In fairness to Elway, the Broncos would have been nowheresville without him. Rice was playing with Montana, Roger Craig and Dwight Clark. Elway had "The Three Amigos." We'll let you look that group up. (HINT: The movie was better.) The Hall of Fame quarterback managed to push Denver to a Super Bowl, despite merely a good season, not a transcendent campaign. Rice's incredible year is what morphed him from a Pro Bowl wideout to Jerry Rice.
My pick: Elway keeps his MVP trophy, but shares the honor with Rice.
The most interesting debate
Pore over the MVP winners since 1957, and the most unusual name you'll find beyond Mark Moseley is Alan Page -- a defensive tackle!
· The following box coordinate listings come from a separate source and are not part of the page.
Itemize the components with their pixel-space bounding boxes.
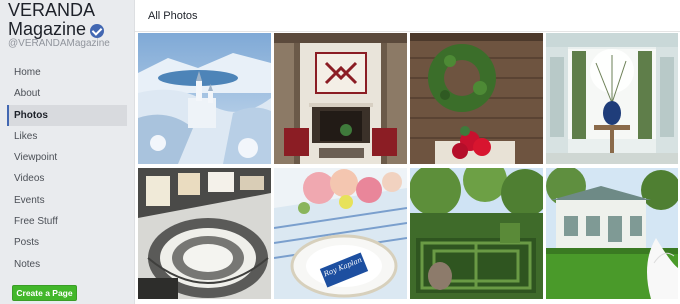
- page-handle: @VERANDAMagazine: [8, 38, 110, 49]
- photo-spiral-staircase[interactable]: [138, 168, 271, 299]
- create-page-button[interactable]: Create a Page: [12, 285, 77, 301]
- divider: [135, 31, 680, 32]
- page-name-line1: VERANDA: [8, 0, 96, 20]
- nav-item-photos[interactable]: Photos: [7, 104, 127, 127]
- photo-parterre-garden[interactable]: [410, 168, 543, 299]
- photo-green-drapes-room[interactable]: [546, 33, 678, 164]
- nav-item-events[interactable]: Events: [7, 190, 127, 211]
- photo-place-setting[interactable]: Roy Kaplan: [274, 168, 407, 299]
- page-name[interactable]: VERANDA Magazine: [8, 1, 132, 39]
- section-title: All Photos: [148, 10, 198, 22]
- nav-item-about[interactable]: About: [7, 83, 127, 104]
- photo-fireplace-living-room[interactable]: [274, 33, 407, 164]
- photos-panel: All Photos Roy Kaplan: [134, 0, 680, 304]
- page-nav: Home About Photos Likes Viewpoint Videos…: [7, 62, 127, 275]
- photo-cottage-peacock[interactable]: [546, 168, 678, 299]
- nav-item-free-stuff[interactable]: Free Stuff: [7, 211, 127, 232]
- sidebar: VERANDA Magazine @VERANDAMagazine Home A…: [0, 0, 134, 304]
- page-name-line2: Magazine: [8, 19, 87, 39]
- nav-item-videos[interactable]: Videos: [7, 168, 127, 189]
- nav-item-posts[interactable]: Posts: [7, 232, 127, 253]
- nav-item-likes[interactable]: Likes: [7, 126, 127, 147]
- photo-snowy-castle[interactable]: [138, 33, 271, 164]
- nav-item-home[interactable]: Home: [7, 62, 127, 83]
- nav-item-notes[interactable]: Notes: [7, 254, 127, 275]
- verified-badge-icon: [90, 23, 105, 38]
- nav-item-viewpoint[interactable]: Viewpoint: [7, 147, 127, 168]
- facebook-page: VERANDA Magazine @VERANDAMagazine Home A…: [0, 0, 680, 304]
- photo-boxwood-wreath[interactable]: [410, 33, 543, 164]
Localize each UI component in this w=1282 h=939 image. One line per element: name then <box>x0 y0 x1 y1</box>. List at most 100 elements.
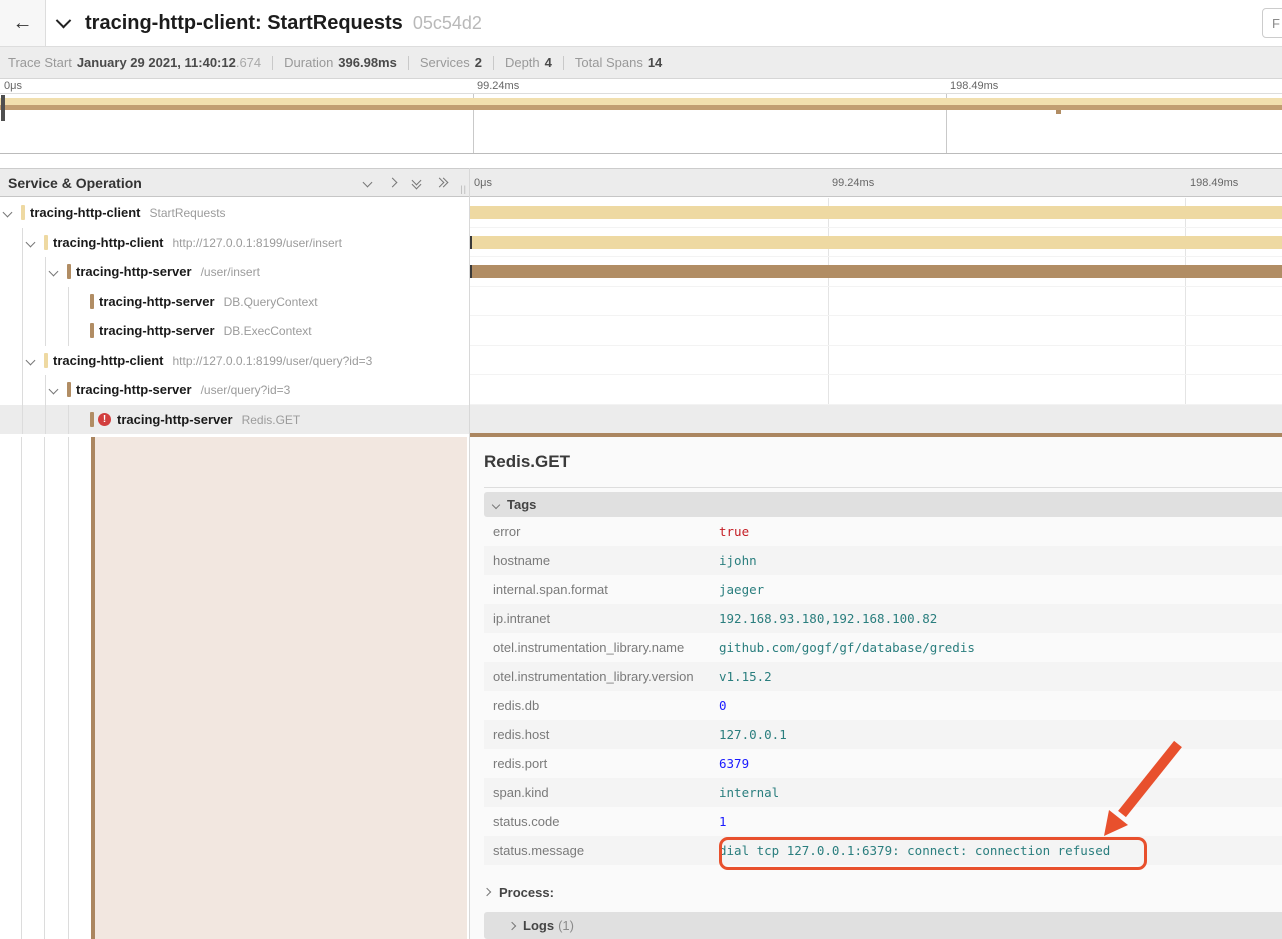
tree-guide-line <box>22 287 23 317</box>
tag-key: redis.db <box>484 698 719 713</box>
service-color-bar <box>90 323 94 338</box>
span-timeline-row[interactable] <box>470 228 1282 258</box>
minimap-tick: 0μs <box>4 80 22 92</box>
tree-guide-line <box>21 437 22 939</box>
tag-key: internal.span.format <box>484 582 719 597</box>
jaeger-trace-page: ← tracing-http-client: StartRequests 05c… <box>0 0 1282 939</box>
tag-key: ip.intranet <box>484 611 719 626</box>
tree-guide-line <box>45 405 46 435</box>
span-row[interactable]: tracing-http-clienthttp://127.0.0.1:8199… <box>0 346 470 376</box>
tag-value: 0 <box>719 698 727 713</box>
tag-value: jaeger <box>719 582 764 597</box>
span-timeline-row[interactable] <box>470 405 1282 435</box>
span-timeline-row[interactable] <box>470 198 1282 228</box>
tag-row: ip.intranet192.168.93.180,192.168.100.82 <box>484 604 1282 633</box>
timeline-tick: 198.49ms <box>1190 177 1238 189</box>
span-row[interactable]: !tracing-http-serverRedis.GET <box>0 405 470 435</box>
tag-value: 1 <box>719 814 727 829</box>
partial-toolbar-button[interactable]: F <box>1262 8 1282 38</box>
service-name: tracing-http-clienthttp://127.0.0.1:8199… <box>53 353 372 368</box>
tag-key: status.code <box>484 814 719 829</box>
expand-all-icon[interactable] <box>436 177 448 189</box>
chevron-right-icon <box>483 888 491 896</box>
service-name: tracing-http-clienthttp://127.0.0.1:8199… <box>53 235 342 250</box>
collapse-one-icon[interactable] <box>361 177 373 189</box>
tag-key: otel.instrumentation_library.version <box>484 669 719 684</box>
span-timeline-row[interactable] <box>470 316 1282 346</box>
span-row[interactable]: tracing-http-server/user/query?id=3 <box>0 375 470 405</box>
tree-guide-line <box>22 257 23 287</box>
span-row[interactable]: tracing-http-clientStartRequests <box>0 198 470 228</box>
span-row[interactable]: tracing-http-serverDB.ExecContext <box>0 316 470 346</box>
operation-name: http://127.0.0.1:8199/user/query?id=3 <box>173 354 373 368</box>
tree-guide-line <box>22 405 23 435</box>
span-bar-edge-tick <box>470 236 472 249</box>
trace-collapse-chevron-icon[interactable] <box>56 12 72 28</box>
summary-label: Duration <box>284 55 333 70</box>
service-name: tracing-http-serverRedis.GET <box>117 412 300 427</box>
tag-value: true <box>719 524 749 539</box>
span-duration-bar[interactable] <box>470 206 1282 219</box>
top-bar: ← tracing-http-client: StartRequests 05c… <box>0 0 1282 47</box>
span-duration-bar[interactable] <box>470 236 1282 249</box>
operation-name: DB.ExecContext <box>224 324 312 338</box>
service-color-bar <box>90 412 94 427</box>
service-name: tracing-http-serverDB.ExecContext <box>99 323 312 338</box>
span-toggle-chevron-icon[interactable] <box>3 208 13 218</box>
service-color-bar <box>44 353 48 368</box>
tag-value: 192.168.93.180,192.168.100.82 <box>719 611 937 626</box>
minimap-span-bar <box>0 105 1282 110</box>
column-resizer-grip[interactable]: || <box>460 184 467 194</box>
service-color-bar <box>67 382 71 397</box>
span-row[interactable]: tracing-http-serverDB.QueryContext <box>0 287 470 317</box>
timeline-header-row: Service & Operation || 0μs 99.24ms 198.4… <box>0 168 1282 197</box>
minimap-span-bar <box>0 98 1282 105</box>
tree-guide-line <box>22 316 23 346</box>
tag-row: otel.instrumentation_library.namegithub.… <box>484 633 1282 662</box>
service-name: tracing-http-serverDB.QueryContext <box>99 294 318 309</box>
service-color-bar <box>21 205 25 220</box>
operation-name: /user/insert <box>201 265 260 279</box>
trace-minimap[interactable] <box>0 93 1282 154</box>
summary-separator <box>563 56 564 70</box>
tags-accordion-header[interactable]: Tags <box>484 492 1282 517</box>
span-timeline-row[interactable] <box>470 257 1282 287</box>
span-toggle-chevron-icon[interactable] <box>49 267 59 277</box>
back-button[interactable]: ← <box>0 0 46 46</box>
summary-label: Services <box>420 55 470 70</box>
collapse-all-icon[interactable] <box>411 177 423 189</box>
tag-key: span.kind <box>484 785 719 800</box>
tag-value: ijohn <box>719 553 757 568</box>
process-label: Process: <box>499 885 554 900</box>
summary-label: Depth <box>505 55 540 70</box>
tree-guide-line <box>68 437 69 939</box>
span-timeline-row[interactable] <box>470 287 1282 317</box>
span-row[interactable]: tracing-http-server/user/insert <box>0 257 470 287</box>
tags-table: errortruehostnameijohninternal.span.form… <box>484 517 1282 865</box>
span-toggle-chevron-icon[interactable] <box>49 385 59 395</box>
summary-value: January 29 2021, 11:40:12 <box>77 55 236 70</box>
tree-guide-line <box>45 287 46 317</box>
logs-accordion-header[interactable]: Logs (1) <box>484 912 1282 939</box>
span-duration-bar[interactable] <box>470 265 1282 278</box>
span-timeline-row[interactable] <box>470 346 1282 376</box>
tag-key: redis.host <box>484 727 719 742</box>
operation-name: http://127.0.0.1:8199/user/insert <box>173 236 342 250</box>
service-operation-header: Service & Operation <box>8 175 142 191</box>
span-toggle-chevron-icon[interactable] <box>26 355 36 365</box>
span-toggle-chevron-icon[interactable] <box>26 237 36 247</box>
detail-divider <box>484 487 1282 488</box>
minimap-span-fragment <box>1056 110 1061 114</box>
chevron-right-icon <box>508 921 516 929</box>
span-timeline-row[interactable] <box>470 375 1282 405</box>
summary-value: 14 <box>648 55 662 70</box>
tag-row: span.kindinternal <box>484 778 1282 807</box>
span-row[interactable]: tracing-http-clienthttp://127.0.0.1:8199… <box>0 228 470 258</box>
expand-one-icon[interactable] <box>386 177 398 189</box>
summary-label: Total Spans <box>575 55 643 70</box>
minimap-drag-handle[interactable] <box>1 95 5 121</box>
process-accordion-header[interactable]: Process: <box>484 879 554 905</box>
span-rows: tracing-http-clientStartRequests tracing-… <box>0 198 1282 434</box>
operation-name: Redis.GET <box>242 413 301 427</box>
tree-guide-line <box>45 375 46 405</box>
Page was unstoppable in the early '70s, an off-the-charts smart interior defender who could disrupt blocking schemes before they ever got going. Why was this so important? Because the early '70s were the deadball era of the NFL, a time when teams rushed the football more than half of the time and threw the deep ball less than they did in the 1960s. According to AP reports from the time, he recorded 109 solo tackles (with 35 assists) and 11 sacks. Wow.
So, was he really more important than Roger Staubach?
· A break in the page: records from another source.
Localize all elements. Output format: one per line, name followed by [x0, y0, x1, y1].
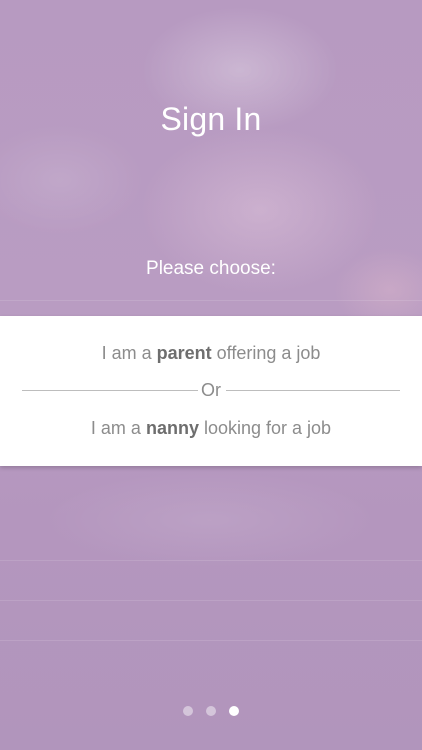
page-indicator — [0, 706, 422, 718]
page-dot-1[interactable] — [183, 706, 193, 716]
parent-option-prefix: I am a — [101, 343, 157, 363]
nanny-option-role: nanny — [145, 418, 199, 438]
or-label: Or — [201, 380, 221, 400]
page-title: Sign In — [160, 101, 262, 137]
parent-option-role: parent — [156, 343, 212, 363]
nanny-option-suffix: looking for a job — [198, 418, 332, 438]
nanny-option-button[interactable]: I am a nanny looking for a job — [0, 418, 422, 439]
nanny-option-prefix: I am a — [90, 418, 146, 438]
role-choice-panel: I am a parent offering a job Or I am a n… — [0, 316, 422, 466]
parent-option-suffix: offering a job — [211, 343, 321, 363]
parent-option-button[interactable]: I am a parent offering a job — [0, 343, 422, 364]
page-dot-2[interactable] — [206, 706, 216, 716]
page-dot-3[interactable] — [229, 706, 239, 716]
choose-prompt: Please choose: — [146, 258, 276, 279]
or-divider: Or — [22, 380, 400, 400]
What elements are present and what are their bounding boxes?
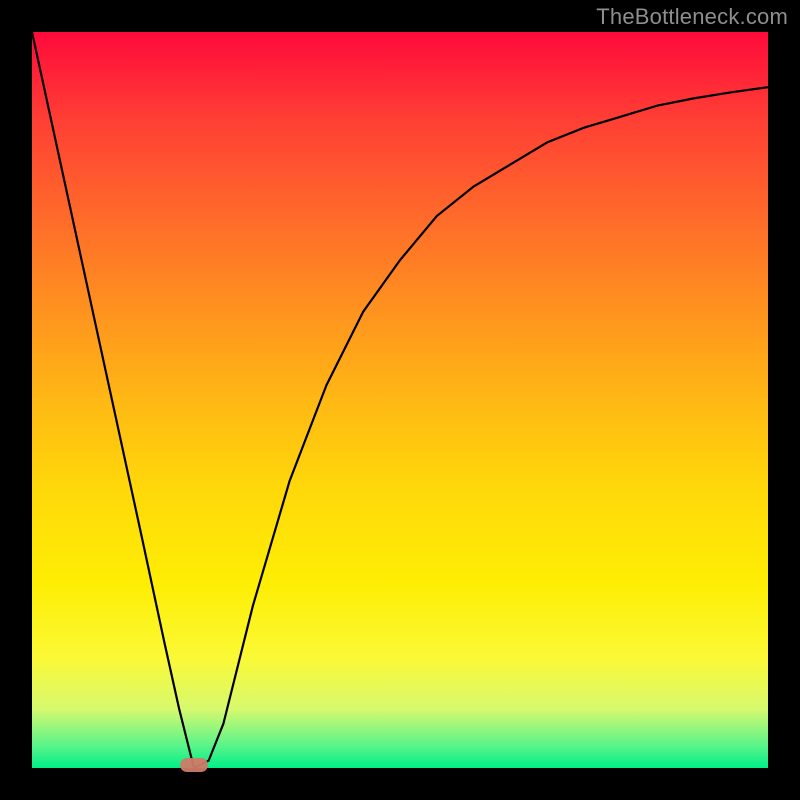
watermark-text: TheBottleneck.com <box>596 4 788 30</box>
optimal-point-marker <box>180 758 208 772</box>
plot-area <box>32 32 768 768</box>
chart-container: TheBottleneck.com <box>0 0 800 800</box>
bottleneck-curve <box>32 32 768 768</box>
The Cowboys quarterback endured -- then triumphed in one of the craziest seasons an elite player could ever have. Staubach rotated with Craig Morton -- first by game, then play by play. Read that last line again. After Dallas sputtered to a 4-3 start, head coach Tom Landry (mercifully) decided on Staubach. Voila! Staubach led Dallas to 10 straight victories, including the triumph in Super Bowl VI. No one would equal Staubach's 104.8 passer rating over the next dozen years, until Dan Marino produced the greatest offensive season of all time in 1984. (Marino did win the MVP that season, thankfully.) Oh, and back in '71, Staubach averaged 8.4 yards per scramble, to boot.
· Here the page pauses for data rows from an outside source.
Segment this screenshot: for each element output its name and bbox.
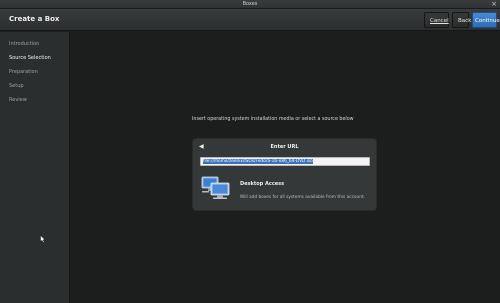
window-titlebar: Boxes × xyxy=(0,0,500,9)
header-buttons: Cancel Back Continue xyxy=(424,12,500,28)
instruction-text: Insert operating system installation med… xyxy=(192,117,354,122)
desktop-access-description: Will add boxes for all systems available… xyxy=(240,195,366,200)
window-title: Boxes xyxy=(242,1,258,7)
sidebar-item-review: Review xyxy=(9,97,27,103)
mouse-cursor-icon xyxy=(40,235,46,243)
url-input[interactable]: file:///home/zeenix/ISOs/Fedora-16-x86_6… xyxy=(200,157,370,166)
header-bar: Create a Box Cancel Back Continue xyxy=(0,9,500,31)
source-panel: ◀ Enter URL file:///home/zeenix/ISOs/Fed… xyxy=(192,138,377,211)
sidebar-item-preparation: Preparation xyxy=(9,69,38,75)
desktop-computers-icon[interactable] xyxy=(201,172,231,202)
panel-title: Enter URL xyxy=(270,144,299,150)
url-input-value: file:///home/zeenix/ISOs/Fedora-16-x86_6… xyxy=(203,159,313,164)
sidebar-item-setup: Setup xyxy=(9,83,24,89)
sidebar-item-source-selection: Source Selection xyxy=(9,55,51,61)
back-button-label: Back xyxy=(458,18,472,24)
close-icon[interactable]: × xyxy=(491,0,497,8)
cancel-button[interactable]: Cancel xyxy=(424,12,449,28)
page-title: Create a Box xyxy=(9,15,60,23)
back-button[interactable]: Back xyxy=(452,12,472,28)
desktop-access-title[interactable]: Desktop Access xyxy=(240,181,284,187)
steps-sidebar: Introduction Source Selection Preparatio… xyxy=(0,32,70,303)
continue-button-label: Continue xyxy=(475,18,500,24)
boxes-window: Boxes × Create a Box Cancel Back Continu… xyxy=(0,0,500,303)
continue-button[interactable]: Continue xyxy=(472,12,500,28)
sidebar-item-introduction: Introduction xyxy=(9,41,40,47)
cancel-button-label: Cancel xyxy=(430,18,449,24)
My pick: Staubach over Page. But this one's agonizing. Defensive players do belong in the MVP race.
Tough argument, but I'll give it a good college try
Like Elway's Broncos in '87, who knows how the Packers would've fared sans Brett Favre in 1997? Educated guess: They wouldn't have been playing an older Elway's Broncos in Super Bowl XXXII. Now, I like the Co-MVP more than most other people I know, but this was one year when Favre could have been left at the door. After all, he already won the award in both 1995 and '96. By '97, the media love affair with the Packers quarterback was somewhere between "An Officer and a Gentleman" and "Ghost." Meanwhile, Barry Sanders ghosted enough dudes to make any girl on Bumble proud.
The 1997 season represented the apex of the most elusive running back the NFL has ever known. Sanders rushed for 2,053 yards at an astonishing 6.1 yards per carry. While the '90s Lions had a few solid teams -- Sanders was not always the one-man army revisionist historians claim he was -- there were times Sanders carried Detroit. In '97, he went over 100 yards in each of the last 14 regular-season games (averaging 22 carries for 143 yards in that span). But when the Bucs sold out on defense to shut down the running back in the Wild Card Round, Scott Mitchell couldn't pick up the slack. The Honolulu Blue went down, 20-10.
And what of the would-be solo MVP? Played one more season, then squirted and darted off into the sunset.
My pick: I've convinced myself! Sanders doesn't Co-MVP with anybody.